Saturday, June 9, 2007

There Ought to be a Name for a Color for That

Drove home tonight at 9:30pm, daughter asleep in the back of the car. And the sky was still lit, darker than turquoise, and bluer but still more green than blue. We come up against things every day that cannot be said, or cannot be said with precision. And we rely on the fabric of our shared humanity, rely on the intuition or wisdom or insight of those around us to interpret what we say.

So cumbersome, words -- and "words" itself sounds so pedestrian, ordinary things like bent 10-penny nails -- perhaps exchangable, more likely not.

The two of us visited my father's grave site earlier today. My 4 year old (soon to be 5) wrestled with the idea that her "Poppy" was under the ground. "Can I dig down and see him?" (No, he's not really down there, only his body.) "But can I see him?" (He wouldn't be Poppy any more if you did.) "Who would he be?" (Indeed.)

I wish I could report at this point that I felt better, that I was coming to terms with his passing... But I'm not.

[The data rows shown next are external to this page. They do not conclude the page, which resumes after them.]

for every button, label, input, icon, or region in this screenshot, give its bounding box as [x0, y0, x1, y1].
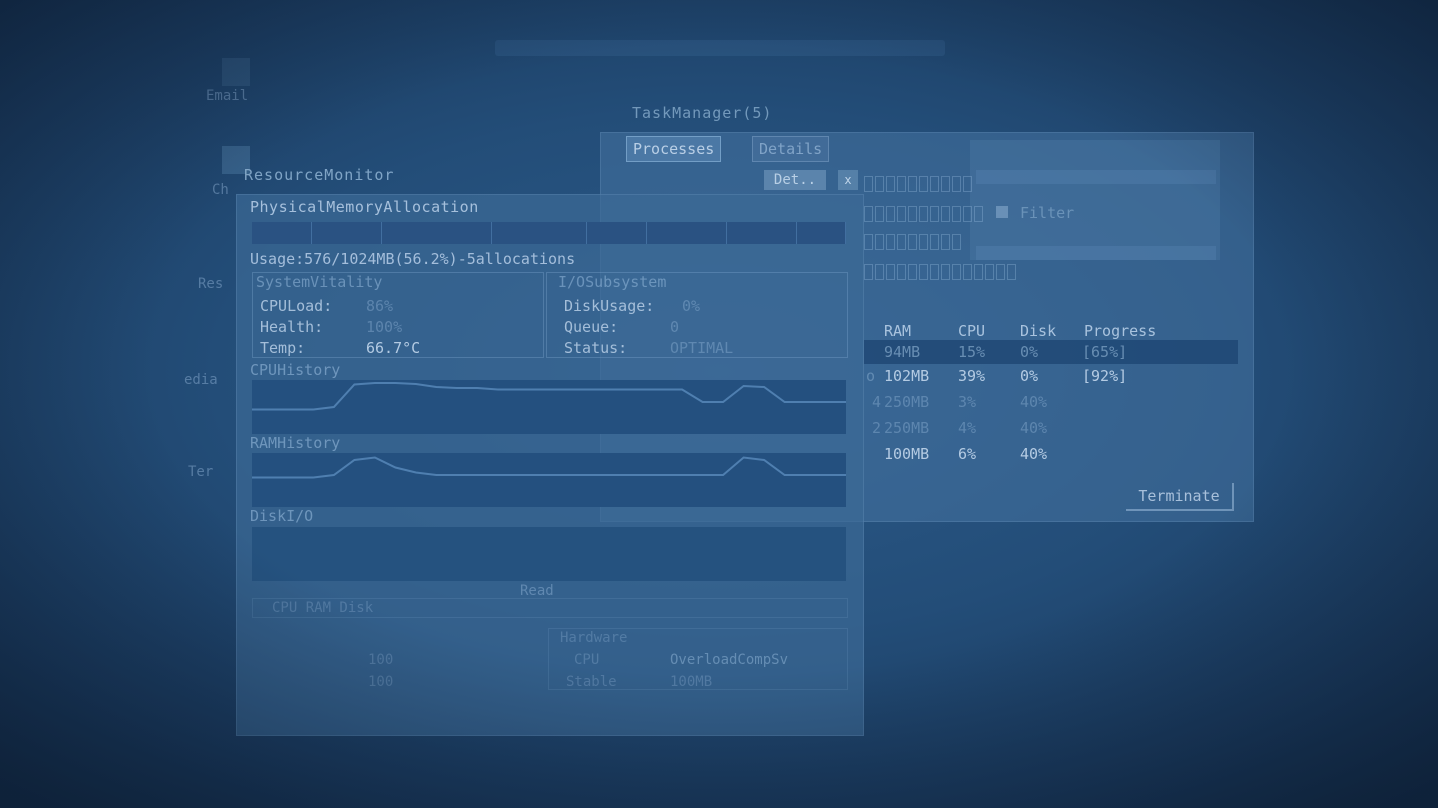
ram-history-line [252, 456, 846, 479]
row-ram: 250MB [884, 393, 930, 411]
row-ram: 250MB [884, 419, 930, 437]
close-icon[interactable]: x [838, 170, 858, 190]
row-cpu: 39% [958, 367, 986, 385]
column-header-ram[interactable]: RAM [884, 322, 911, 340]
desktop-icon-label-email[interactable]: Email [206, 88, 248, 104]
disk-usage-value: 0% [682, 297, 701, 315]
temp-value: 66.7°C [366, 339, 421, 357]
status-label: Status: [564, 339, 628, 357]
ram-history-title: RAMHistory [250, 434, 341, 452]
disk-io-caption: Read [520, 583, 554, 599]
row-progress: [92%] [1082, 367, 1128, 385]
io-subsystem-title: I/OSubsystem [558, 273, 667, 291]
desktop-icon-label-media[interactable]: edia [184, 372, 218, 388]
column-header-disk[interactable]: Disk [1020, 322, 1056, 340]
row-disk: 40% [1020, 445, 1048, 463]
cpu-core-grid [864, 264, 1016, 280]
window-title-bar-ghost [495, 40, 945, 56]
cpu-core-grid [864, 206, 983, 222]
email-icon[interactable] [222, 58, 250, 86]
terminate-button[interactable]: Terminate [1126, 483, 1234, 511]
temp-label: Temp: [260, 339, 306, 357]
health-label: Health: [260, 318, 324, 336]
cpu-load-value: 86% [366, 297, 394, 315]
details-button[interactable]: Det.. [764, 170, 826, 190]
row-cpu: 4% [958, 419, 977, 437]
row-cpu: 6% [958, 445, 977, 463]
row-cpu: 3% [958, 393, 977, 411]
row-prefix: o [866, 367, 876, 385]
table-row[interactable]: 2 250MB 4% 40% [864, 416, 1238, 440]
ram-history-graph [252, 453, 846, 507]
filter-checkbox[interactable] [996, 206, 1008, 218]
cpu-history-svg [252, 382, 846, 411]
column-header-cpu[interactable]: CPU [958, 322, 985, 340]
hardware-cpu-model: OverloadCompSv [670, 652, 789, 668]
ram-history-svg [252, 456, 846, 479]
cpu-core-grid [864, 234, 961, 250]
task-manager-title: TaskManager(5) [632, 104, 773, 122]
lower-value-4: 100MB [670, 674, 713, 690]
lower-value-1: 100 [368, 652, 394, 668]
table-row[interactable]: o 102MB 39% 0% [92%] [864, 364, 1238, 388]
memory-usage-text: Usage:576/1024MB(56.2%)-5allocations [250, 250, 576, 268]
row-cpu: 15% [958, 343, 986, 361]
table-row[interactable]: 94MB 15% 0% [65%] [864, 340, 1238, 364]
filter-label: Filter [1020, 204, 1075, 222]
filter-panel [970, 140, 1220, 260]
hardware-cpu-label: CPU [574, 652, 600, 668]
row-disk: 40% [1020, 419, 1048, 437]
table-row[interactable]: 100MB 6% 40% [864, 442, 1238, 466]
desktop-icon-label-resource[interactable]: Res [198, 276, 223, 292]
tab-details[interactable]: Details [752, 136, 830, 162]
lower-value-3: Stable [566, 674, 617, 690]
disk-io-title: DiskI/O [250, 507, 314, 525]
disk-io-graph [252, 527, 846, 581]
system-vitality-title: SystemVitality [256, 273, 383, 291]
filter-bar [976, 170, 1216, 184]
lower-value-2: 100 [368, 674, 394, 690]
legend-text: CPU RAM Disk [272, 600, 374, 616]
cpu-history-title: CPUHistory [250, 361, 341, 379]
column-header-progress[interactable]: Progress [1084, 322, 1156, 340]
cpu-history-graph [252, 380, 846, 434]
filter-bar [976, 246, 1216, 260]
health-value: 100% [366, 318, 403, 336]
hardware-title: Hardware [560, 630, 628, 646]
row-ram: 94MB [884, 343, 921, 361]
row-ram: 100MB [884, 445, 930, 463]
row-progress: [65%] [1082, 343, 1128, 361]
memory-allocation-bar [252, 222, 846, 244]
status-value: OPTIMAL [670, 339, 734, 357]
row-disk: 0% [1020, 343, 1039, 361]
cpu-core-grid [864, 176, 972, 192]
resource-monitor-title: ResourceMonitor [244, 166, 395, 184]
desktop-icon-label-terminal[interactable]: Ter [188, 464, 213, 480]
row-ram: 102MB [884, 367, 930, 385]
disk-usage-label: DiskUsage: [564, 297, 655, 315]
row-prefix: 2 [872, 419, 882, 437]
desktop-icon-label-chat[interactable]: Ch [212, 182, 229, 198]
cpu-history-line [252, 382, 846, 411]
memory-allocation-heading: PhysicalMemoryAllocation [250, 198, 479, 216]
row-disk: 40% [1020, 393, 1048, 411]
row-disk: 0% [1020, 367, 1039, 385]
row-prefix: 4 [872, 393, 882, 411]
queue-value: 0 [670, 318, 680, 336]
cpu-load-label: CPULoad: [260, 297, 333, 315]
table-row[interactable]: 4 250MB 3% 40% [864, 390, 1238, 414]
tab-processes[interactable]: Processes [626, 136, 722, 162]
queue-label: Queue: [564, 318, 619, 336]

I feel worse. I think more about my own health, my mortality. I am quicker to anger, less inspired to correct the unhealthy habits in my life. If there is a way to attack this, I do not see it. I feel quite passive in the face of it all. And the ephemeral nature of all that I do and have done in the days and years prior... is painful.

This is not right living because it is divorced from action. Something will have to yield. There ought to be a word for this waiting... waiting for something terrible or magnificent, possibly both, for something to rend the veil. Or else not, and I will diminish as my father before me has. The novels unwritten, the promise unfulfilled -- what will my little kindnesses mean against failure on that scale? Will they stack even so high as my transgressions? Or will even that be a matchstick cabin to set beside a matchstick shack? Yes or no.